Aside from perhaps the Freak, Ulysse Nardin’s Marine Chronometer is without a doubt the brand’s most recognizable model. And indeed it should be, for when Ulysse Nardin first established his workshop in 1846, he set his sights on producing the finest marine chronometers the world had ever seen. Through the rest of the 19th and early 20th centuries, Ulysse Nardin’s superbly accurate chronometers became indispensable tools for over 50 navies worldwide. In 1996, for the brand’s 150th anniversary, the marine chronometer aesthetic finally made its way into a wristwatch.

In the 25 years since then, the Marine Chronometer has proven to be a very successful style indeed. These days, Ulysse Nardin‘s standard Marine Chronometer features a 43mm case, blocky lugs, an integrated strap, luminescent hands and numerals, a rubberized crown insert, rectangular crown guards, and 100m of water resistance. These rather sporty specs make Ulysse Nardin’s iconic offering an equally capable companion for both the weekend water-dweller and the business-casual bachelor. Their distinctive dials, however, with large Roman numerals, pear hands, sub-seconds, and power reserve indicator, echo an aesthetic formula that has stood the tests of time.

Revising an icon

For those seeking a traditional approach to the Marine Chronometer without such rugged features, the Marine Torpilleur sails to the rescue. Originally released in 2017, the Torpilleur gives off a decidedly more restrained air than its sporty sibling. While it provides a dressier look, the Marine Torpilleur reigns in the specs just enough, without sacrificing the most critical Marine Chronometer elements. Ulysse Nardin’s latest limited-edition additions (limited additions?) to the collection introduce a few new color combinations, complications, and materials to the Torpilleur line. 2021 marks the brand’s 175th anniversary. This being no small occasion, Ulysse Nardin aims to highlight some of its most characteristic manufacturing techniques and best innovations of the last two decades with these seven new offerings. Let’s dive in and check them out!

Marine Torpilleur Panda and Blue Enamel in stainless steel

In both their cases and complications, these two Marine Torpilleur models are the foundation of the new lineup. In comparison to the standard Marine Chronometer, they feature slightly shrunken cases. Ulysse Nardin reduced them from 43mm to 42mm in diameter and from 51mm to 49mm lug-to-lug. At just 11.13mm in height, they remain quite slim indeed. Instead of the sporty, blocky lugs and integrated straps, the Torpilleur models feature traditional lugs with a 21mm spacing. The tops of the lugs are brushed, while the sides of the case, lugs, and bezel all have a mirror finish. The rubber crown insert and crown guards from the sportier model are now gone, having been swapped for an all-steel, unencumbered crown. Water resistance has also been scaled back from 100m to 50m.

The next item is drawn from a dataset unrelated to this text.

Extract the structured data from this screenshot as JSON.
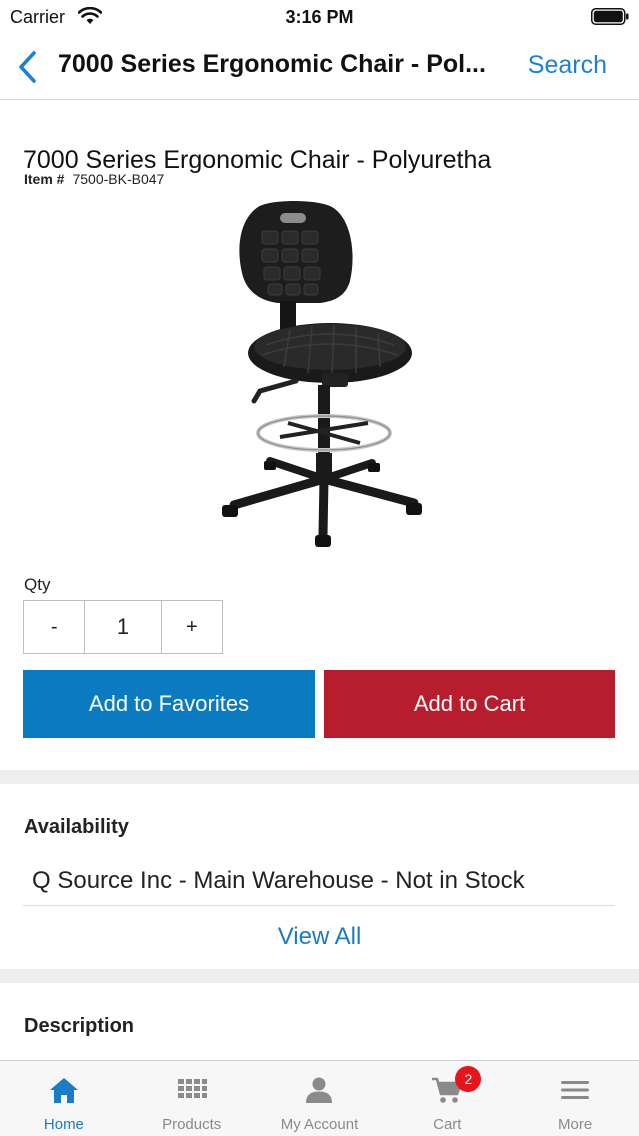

The traditional Marine Chronometer elements, however, are all present. The cases retain their deck-clock-inspired shape and ribbed-edge bezels. Large Roman numerals, a proud sub-seconds indicator and date window at six o’clock, and a smaller power reserve indicator at 12 o’clock give the dial its unmistakable, historical look. In contrast to the standard Marine Chronometer, however, the Torpilleur features no luminescence at all. Rather, the Roman numerals are printed, contrasting the white and blue dials. The silver pear hands on both models feature a highly polished rhodium finish.

New design variations

While these two models offer nothing new in terms of complications, they do bring some new aesthetic details to the collection. The Panda edition marks the first time (to my knowledge) that the Marine Chronometer has ever had contrasting sub-dials. For fans of legibility, navy blue sub-dials on a white varnish backdrop are a welcomed addition. The Panda’s blue Roman numerals are also a departure from the line’s standard black ones.

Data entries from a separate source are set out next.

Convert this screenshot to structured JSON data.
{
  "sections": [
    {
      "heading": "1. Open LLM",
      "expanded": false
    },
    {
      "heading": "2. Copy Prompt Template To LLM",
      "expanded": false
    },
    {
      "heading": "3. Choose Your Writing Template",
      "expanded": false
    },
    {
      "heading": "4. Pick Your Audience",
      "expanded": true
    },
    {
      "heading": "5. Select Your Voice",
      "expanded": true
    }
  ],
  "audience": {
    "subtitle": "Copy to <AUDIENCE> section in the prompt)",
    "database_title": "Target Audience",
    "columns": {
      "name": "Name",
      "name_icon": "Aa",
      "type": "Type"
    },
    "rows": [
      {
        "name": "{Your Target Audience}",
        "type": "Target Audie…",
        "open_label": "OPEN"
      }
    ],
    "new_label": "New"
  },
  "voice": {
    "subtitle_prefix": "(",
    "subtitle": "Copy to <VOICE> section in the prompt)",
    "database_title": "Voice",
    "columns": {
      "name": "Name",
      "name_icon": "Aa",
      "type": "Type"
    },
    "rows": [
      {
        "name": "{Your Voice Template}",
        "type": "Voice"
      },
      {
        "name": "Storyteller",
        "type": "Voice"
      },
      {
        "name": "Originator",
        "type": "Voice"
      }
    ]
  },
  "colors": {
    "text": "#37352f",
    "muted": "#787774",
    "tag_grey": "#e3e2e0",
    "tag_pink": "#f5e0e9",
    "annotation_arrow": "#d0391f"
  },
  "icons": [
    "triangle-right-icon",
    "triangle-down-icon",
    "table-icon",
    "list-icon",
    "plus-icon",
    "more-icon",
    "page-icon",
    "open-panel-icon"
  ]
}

Donzé Cadran, the brand’s now-in-house dial manufacture, produced the dial of the Blue Enamel variant.  As Ulysse Nardin sees enameling as one of the brand’s most signature artforms, the dial is fired in true “Grand Feu” fashion. Masters apply layer upon layer of enamel dust on a copper base, firing it in a kiln between 760 and 900°C between each one. If you’d like to read more about how these dials are made, check out this article on WatchTime.

Under the hood

The basic Torpilleur models run on Ulysse Nardin‘s manufacture UN-118 caliber. In terms of specs, the movement is quite a nice one indeed. The chronometer-certified, 50-jewel caliber features central hour and minutes, sub-seconds and power reserve indicators, and a quick-set date that can be adjusted both forward and backward. Interestingly, that’s a pretty uncommon feature. Caliber UN-118 beats at 28,800vph and has 60 hours of power reserve. Though the finishing is done by machine, it is quite beautiful. The anchor-shaped rotor features an aged, patina-like weathered finish with raised, highly polished edges and two miniature beveled anchors. All visible screws are blue. While the mainplate is home to generous amounts of perlage, the bridges feature a unique radial striping pattern. Vertical “Geneva stripes” have become nearly an expectation in finishing these days. Circular striping, however, is significantly less common.

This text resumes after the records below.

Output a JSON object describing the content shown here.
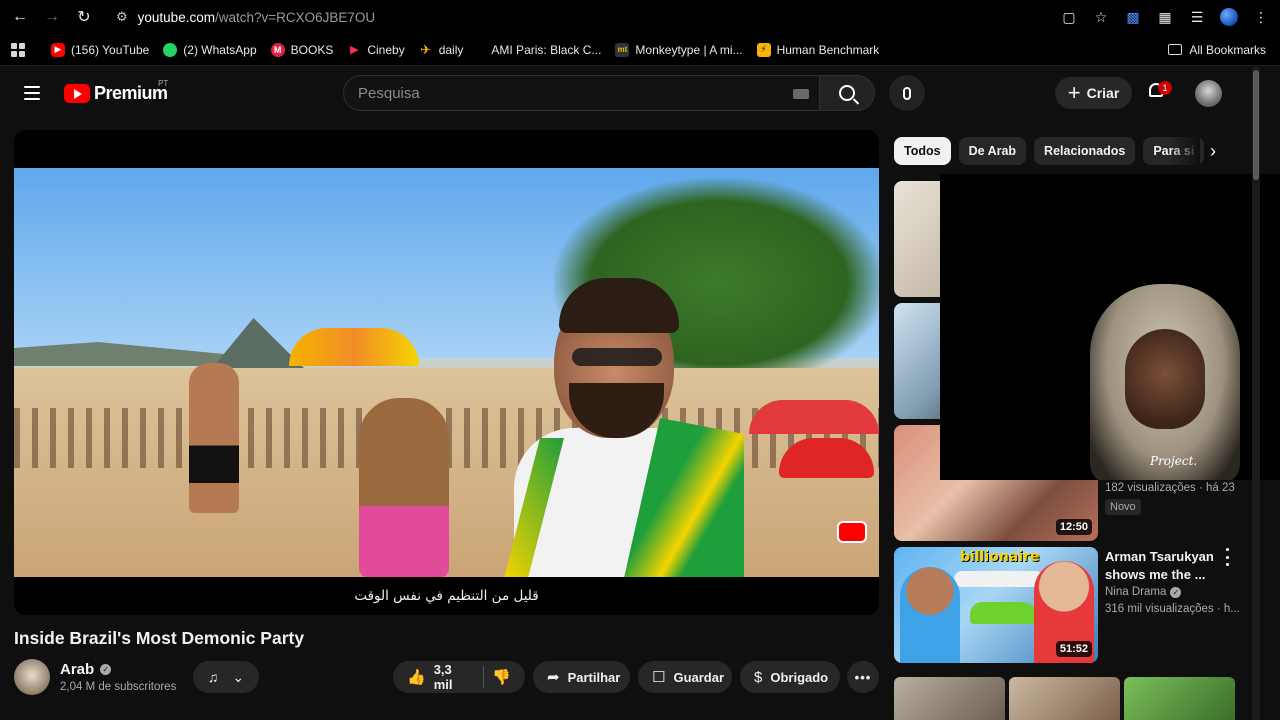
{
  "browser": {
    "url_host": "youtube.com",
    "url_path": "/watch?v=RCXO6JBE7OU"
  },
  "bookmarks": [
    {
      "label": "(156) YouTube",
      "icon": "youtube-icon"
    },
    {
      "label": "(2) WhatsApp",
      "icon": "whatsapp-icon"
    },
    {
      "label": "BOOKS",
      "icon": "books-icon"
    },
    {
      "label": "Cineby",
      "icon": "cineby-icon"
    },
    {
      "label": "daily",
      "icon": "daily-icon"
    },
    {
      "label": "AMI Paris: Black C...",
      "icon": "ami-icon"
    },
    {
      "label": "Monkeytype | A mi...",
      "icon": "monkeytype-icon"
    },
    {
      "label": "Human Benchmark",
      "icon": "human-benchmark-icon"
    }
  ],
  "all_bookmarks_label": "All Bookmarks",
  "youtube": {
    "logo_text": "Premium",
    "country_code": "PT",
    "search_placeholder": "Pesquisa",
    "create_label": "Criar",
    "notification_count": "1"
  },
  "video": {
    "caption": "قليل من التنظيم في نفس الوقت",
    "title": "Inside Brazil's Most Demonic Party",
    "channel": "Arab",
    "subscribers": "2,04 M de subscritores",
    "likes": "3,3 mil",
    "share_label": "Partilhar",
    "save_label": "Guardar",
    "thanks_label": "Obrigado"
  },
  "chips": [
    "Todos",
    "De Arab",
    "Relacionados",
    "Para si"
  ],
  "recommendations": [
    {
      "duration": "",
      "meta": ""
    },
    {
      "duration": "",
      "meta": ""
    },
    {
      "duration": "12:50",
      "views": "182 visualizações · há 23",
      "badge": "Novo"
    },
    {
      "duration": "51:52",
      "title": "Arman Tsarukyan shows me the ...",
      "channel": "Nina Drama",
      "views": "316 mil visualizações · h...",
      "thumb_text": "billionaire"
    }
  ],
  "pip": {
    "shirt_text": "Project."
  },
  "colors": {
    "accent": "#ff0000",
    "background": "#0f0f0f",
    "chip_active": "#f1f1f1"
  }
}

In addition to its tasteful finishing, the UN-118 caliber also has a few technical tricks up its sleeve. As the first watch company to pioneer the use of silicon components in 2001, Ulysse Nardin is extremely proud of its silicium hairspring, DIAMonSIL (diamond-coated silicium) escapement, and variable-inertia balance wheel. While “silicium” is actually just an obsolete term for silicon, the brand may use it to avoid negative connotations with cheapness, or even confusion with silicone (no, they are not the same). Regardless, silicon escapements have clear advantages over traditional metal ones. Silicon is light, antimagnetic, and it requires no lubrication. A machine can also cut silicon to tolerances exponentially finer than metal — down to fractions of a micron! As such, escapements with silicon components are not only less prone to wear and magnetism, but they also will require fewer fine, costly adjustments over time.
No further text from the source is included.